Member of the Chamber of Deputies
- In office 15 May 1933 – 15 May 1937
- Constituency: Tocopilla, El Loa, Antofagasta and Taltal

Personal details
- Born: 5 May 1886 San Francisco de Limache, Chile
- Died: 18 September 1961 (aged 75) Santiago, Chile
- Party: Socialist Party
- Spouse: Graciana Ewing Murphy

= Jorge Parodi =

Chilean politician (1886–1961)

Jorge Pío Parodi Blayfus (5 May 1886 – 18 September 1961) was a Chilean businessman and politician.
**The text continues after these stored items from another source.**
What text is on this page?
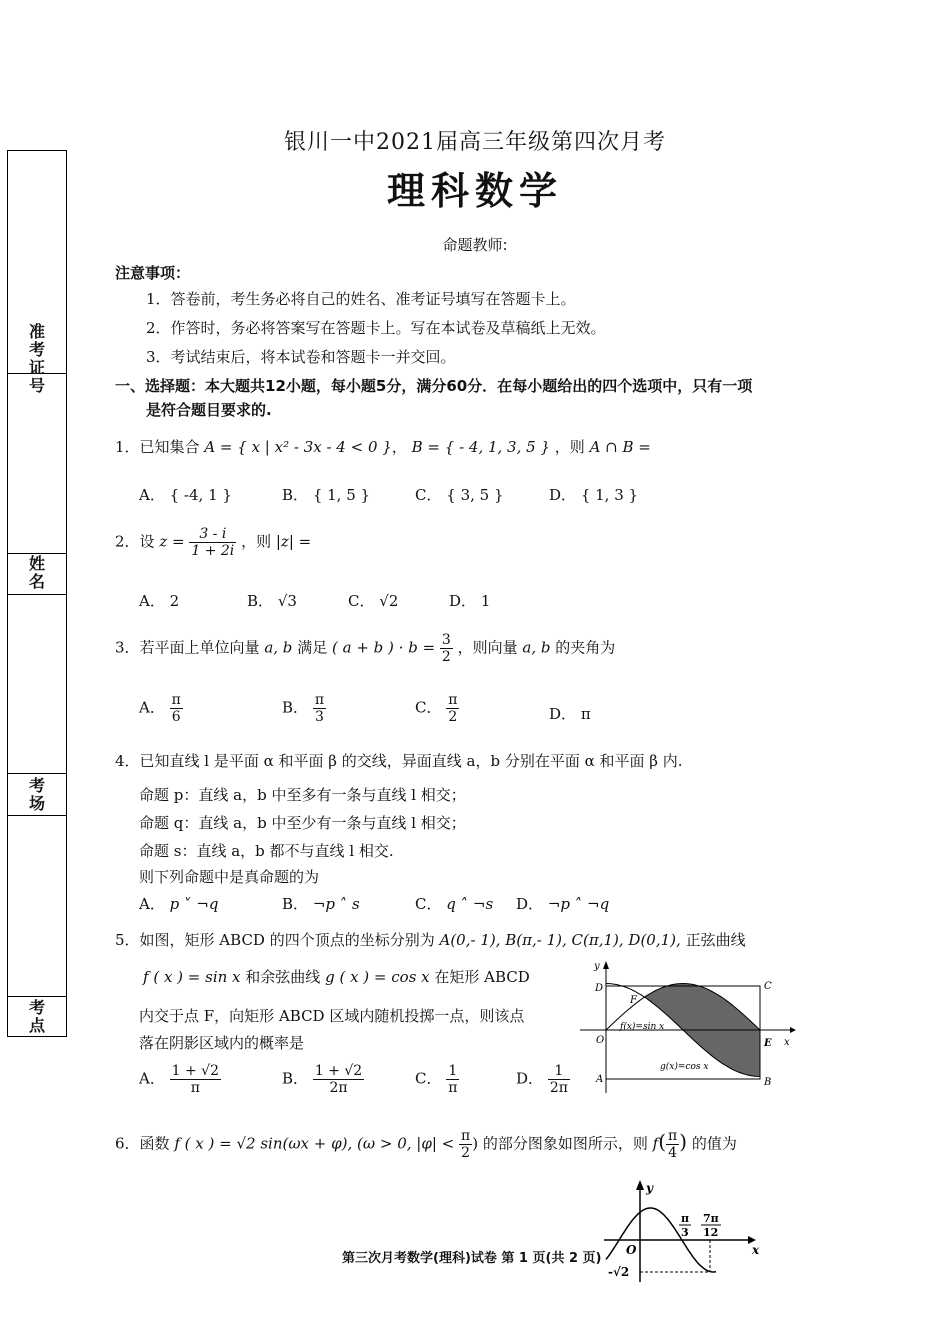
准考证号
姓名
考场
考点
银川一中2021届高三年级第四次月考
理科数学
命题教师:
注意事项：
1．答卷前，考生务必将自己的姓名、准考证号填写在答题卡上。
2．作答时，务必将答案写在答题卡上。写在本试卷及草稿纸上无效。
3．考试结束后，将本试卷和答题卡一并交回。
一、选择题：本大题共12小题，每小题5分，满分60分．在每小题给出的四个选项中，只有一项
是符合题目要求的.
1．已知集合 A = { x | x² - 3x - 4 < 0 }， B = { - 4, 1, 3, 5 } ，则 A ∩ B =
A． { -4, 1 }	B． { 1, 5 }	C． { 3, 5 }	D． { 1, 3 }
2．设 $z = \frac{3 - i}{1 + 2i}$ ，则 |z| =
A． 2	B． √3	C． √2	D． 1
3．若平面上单位向量 a, b 满足 ( a + b ) · $b = \frac{3}{2}$ ，则向量 a, b 的夹角为
A． $\frac{\pi}{6}$	B． $\frac{\pi}{3}$	C． $\frac{\pi}{2}$	D． π
4．已知直线 l 是平面 α 和平面 β 的交线，异面直线 a，b 分别在平面 α 和平面 β 内.
命题 p：直线 a，b 中至多有一条与直线 l 相交；
命题 q：直线 a，b 中至少有一条与直线 l 相交；
命题 s：直线 a，b 都不与直线 l 相交.
则下列命题中是真命题的为
A． p ˅ ¬q	B． ¬p ˄ s	C． q ˄ ¬s D． ¬p ˄ ¬q
5．如图，矩形 ABCD 的四个顶点的坐标分别为 A(0,- 1), B(π,- 1), C(π,1), D(0,1), 正弦曲线
f ( x ) = sin x 和余弦曲线 g ( x ) = cos x 在矩形 ABCD
内交于点 F，向矩形 ABCD 区域内随机投掷一点，则该点
落在阴影区域内的概率是
A． $\frac{1 + √2}{\pi}$	B． $\frac{1 + √2}{2\pi}$	C． $\frac{1}{\pi}$	D． $\frac{1}{2\pi}$
y
x
D	C
F
O	E
A	B
f(x)=sin x
g(x)=cos x
6．函数 f ( x ) = √2 sin(ωx + φ), (ω > 0, $|\varphi| < \frac{\pi}{2}$ ) 的部分图象如图所示，则 $f( \frac{\pi}{4}$ ) 的值为
y
x
O
π
3
7π
12
-√2
第三次月考数学(理科)试卷 第 1 页(共 2 页)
A founding member of the Socialist Party in 1933, he served as deputy for the Second Departmental Grouping of northern Chile between 1933 and 1937.

== Biography ==
Parodi was born in San Francisco de Limache on 5 May 1886, the son of Santiago Parodi Pereira and Elisa Blayfus Aldonai. He married Graciana Ewing Murphy in Valparaíso on 16 December 1922; the couple had two children.

He completed his secondary education at the Liceo de Hombres of Valparaíso. He began his professional career in commerce in Valparaíso and later moved into the nitrate and mining industries, where he held senior administrative and managerial positions.
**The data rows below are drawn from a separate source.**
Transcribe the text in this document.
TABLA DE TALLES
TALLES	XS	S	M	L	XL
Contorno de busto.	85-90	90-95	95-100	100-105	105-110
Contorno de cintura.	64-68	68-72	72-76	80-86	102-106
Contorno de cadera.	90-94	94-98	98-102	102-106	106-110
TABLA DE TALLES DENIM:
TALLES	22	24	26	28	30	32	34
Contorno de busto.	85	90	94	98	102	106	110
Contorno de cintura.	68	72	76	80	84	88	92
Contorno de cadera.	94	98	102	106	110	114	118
He served as administrator and general manager of several mining companies, including the Compañía Salitrera Iberia, where he oversaw the construction of its main processing plant. He was also administrator of the Bonasor nitrate office in Aguas Blancas and later served as administrator and general manager of the Compañía Salitrera San Martín Consolidada Ltda., beginning in 1954. In January 1939, he was appointed General Head of the Gold Washing Operations (Lavaderos de Oro).

== Political career ==
Parodi was a founding member of the Socialist Party in 1933. Earlier, he had been appointed Governor of Taltal in 1931 and later served as Intendant of Antofagasta, from 29 July to 13 October 1932.
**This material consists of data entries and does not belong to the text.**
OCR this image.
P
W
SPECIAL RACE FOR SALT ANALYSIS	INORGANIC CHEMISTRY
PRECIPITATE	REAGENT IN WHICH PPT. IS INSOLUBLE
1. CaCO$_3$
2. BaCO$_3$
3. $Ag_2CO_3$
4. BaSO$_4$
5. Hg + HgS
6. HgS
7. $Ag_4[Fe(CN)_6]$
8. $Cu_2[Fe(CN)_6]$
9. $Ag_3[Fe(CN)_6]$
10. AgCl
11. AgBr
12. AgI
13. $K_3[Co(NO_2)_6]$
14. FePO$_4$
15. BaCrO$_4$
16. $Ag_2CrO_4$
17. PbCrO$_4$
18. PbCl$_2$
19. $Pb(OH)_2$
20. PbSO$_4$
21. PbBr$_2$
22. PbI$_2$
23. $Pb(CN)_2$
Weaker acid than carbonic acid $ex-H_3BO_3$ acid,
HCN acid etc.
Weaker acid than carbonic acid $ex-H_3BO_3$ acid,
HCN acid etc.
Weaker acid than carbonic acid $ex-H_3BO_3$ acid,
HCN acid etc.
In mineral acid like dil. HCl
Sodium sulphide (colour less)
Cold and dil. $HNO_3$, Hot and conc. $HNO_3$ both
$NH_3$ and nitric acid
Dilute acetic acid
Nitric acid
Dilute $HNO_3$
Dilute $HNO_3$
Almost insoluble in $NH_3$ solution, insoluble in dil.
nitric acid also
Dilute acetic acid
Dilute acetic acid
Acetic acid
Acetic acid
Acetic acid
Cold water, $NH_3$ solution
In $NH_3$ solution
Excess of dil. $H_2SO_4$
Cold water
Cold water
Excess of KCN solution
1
In the parliamentary elections, he was elected deputy for the Second Departmental Grouping of Tocopilla, El Loa, Antofagasta and Taltal, serving during the 1933–1937 legislative period. In the Chamber of Deputies, he was a member of the Standing Committee on Finance and the Standing Committee on Industries, the latter created pursuant to a regulatory reform approved on 4 April 1933.

He died in Santiago on 18 September 1961.